Duncan Casey: Paulie showed true value of leadership — others can follow

The sight of Paul O’Connell lying on the turf last Sunday week was uncomfortable for us all. There was a sense of foreboding as the scale of the damage became clear., writes Duncan Casey.

This wasn’t just an injury. A seemingly indestructible man who had driven confidence into the hearts of Irish players and supporters for 13 years had fallen for the last time in a green shirt.

Few would argue with the idea that Paul is one of the greatest leaders Irish rugby has seen. Unlike Brian O’Driscoll 18 months ago, he didn’t get the perfect end to a perfect career. The rugby gods had other ideas. Professional sport is a cruel. The sight of Paul leaving the field on a stretcher was a perfect example.

Leaders are crucial in rugby, on and off pitch. An individual that can mould a huge group of individuals into one cohesive shape is worth his or her weight in gold. Not only is Paul capable of doing this, it’s second nature to him. He has a skillset and personality that could raise morale in the press office of Irish Water. Luckily for me, I got to experience this first hand.

I first met him when I was a lowly sub-academy apprentice, after a pre-season session in Clonmel. He came over at lunch and introduced himself. A simple gesture for him that meant the world to me. Humility is a trait that great leaders share. Arrogance often accompanies ignorance and you won’t find many ignorant leaders in rugby.

You might roll your eyes and say I’m getting carried away. He only shook your hand! The fact is that I became great friends with many people in Munster who never took the time to introduce themselves to me. Not out of nastiness; I’ve done it a few times myself. But it’s no coincidence that the man who did it without fail is arguably the greatest captain in Irish sporting history.

Good leaders combine a matter-of-fact approach with a positive mindset. Needless to say, Paul was an expert at this. You can criticise someone. That’s easy. It takes a lot of savvy to let someone know they’ve messed up without making them feel like a complete moron. If I overthrow a ball in training, it’s the difference between shouting ‘keep it down to fuck’ and ‘great pace, just down a little bit’.

They appreciate the knock-on effect that negativity can have on someone. This is particularly true when it comes to dealing with inexperienced players. If you haven’t racked up much game time, chances are you don’t have that elusive bit of self-assurance that puts you at ease. The last thing you need is a torrent of abuse from someone you look up to as you prepare for a huge opportunity at the weekend.

The dressing room is where leaders really show what they’re made of. Before a seemingly insurmountable challenge, they come to the fore. The first time I heard Paul do this was before a game in Perpignan in 2013. I only made my debut the week before. He spoke about everyone in the circle without using a single name. His ability to address the individual and collective in the same sentence was incredibly powerful.
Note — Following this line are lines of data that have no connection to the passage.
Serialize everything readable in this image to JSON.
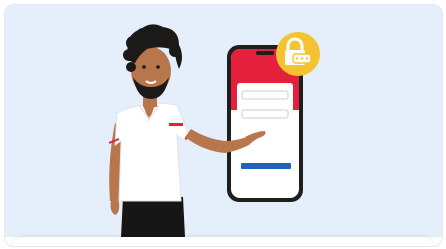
{
  "illustration": {
    "subject": "person-presenting-phone-login",
    "colors": {
      "background": "#e4effb",
      "phone_header": "#e4203c",
      "phone_button": "#1f64b8",
      "lock_badge": "#f4c430",
      "shirt": "#ffffff",
      "shirt_trim": "#e4203c",
      "skin": "#b8764c",
      "hair": "#1c1a18",
      "pants": "#161616"
    },
    "icons": [
      "lock-password-icon"
    ]
  }
}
I would have crawled through a mile of gravel to get to Stade Aimé Giral after that.

Leaders step up at half-time, when you need to clamber out of a hole you’ve dug yourselves. My first experience of this was my first European start. Our opening game in Europe wasn’t going according to plan. We were 23-7 down against a Sale side that had torn us apart in the opening 40 minutes. I remember walking down the tunnel thinking ‘how are we going to get out of this?’

To people like Peter (O’Mahony) and Paul (disciples in their own right), there was no need to panic. They cooled our heads and left us in no doubt that we were fully capable of turning things around. We had the ability but needed to make it happen. Sure enough we did, in dramatic fashion. People that can instill this kind of belief are priceless. Sometimes it can more valuable than what they bring to the field.

When John Smit came towards the end of his Springbok career, South Africa were happy to move him to tighthead prop in an effort to prolong his presence around the squad. He wasn’t the best scrummaging tighthead in the country by any means. His influence, like Paul’s, was priceless. Sure enough, he captained the Boks to a series win over the Lions in 2009, scoring the opening try of the first test. Leading by example.

Off the field, leaders are equally important. The best ones know the value of spending time as a group away from the pressure of the rugby environment. It’s pretty obvious to most people that a close-knit squad is likely to perform better. Francis Saili told us it was common knowledge that the Otago Highlanders were inseparable off the pitch. This was thought to be a big factor in them winning the Super 15 Championship this year.

Irish rugby is full of leaders. The skills of players like Peter O’Mahony, Johnny Sexton, Rory Best and John Muldoon are as applicable in every walk of life as they are in rugby.

I’ve no doubt these men will be as influential when they decide to hang up their boots as they are now.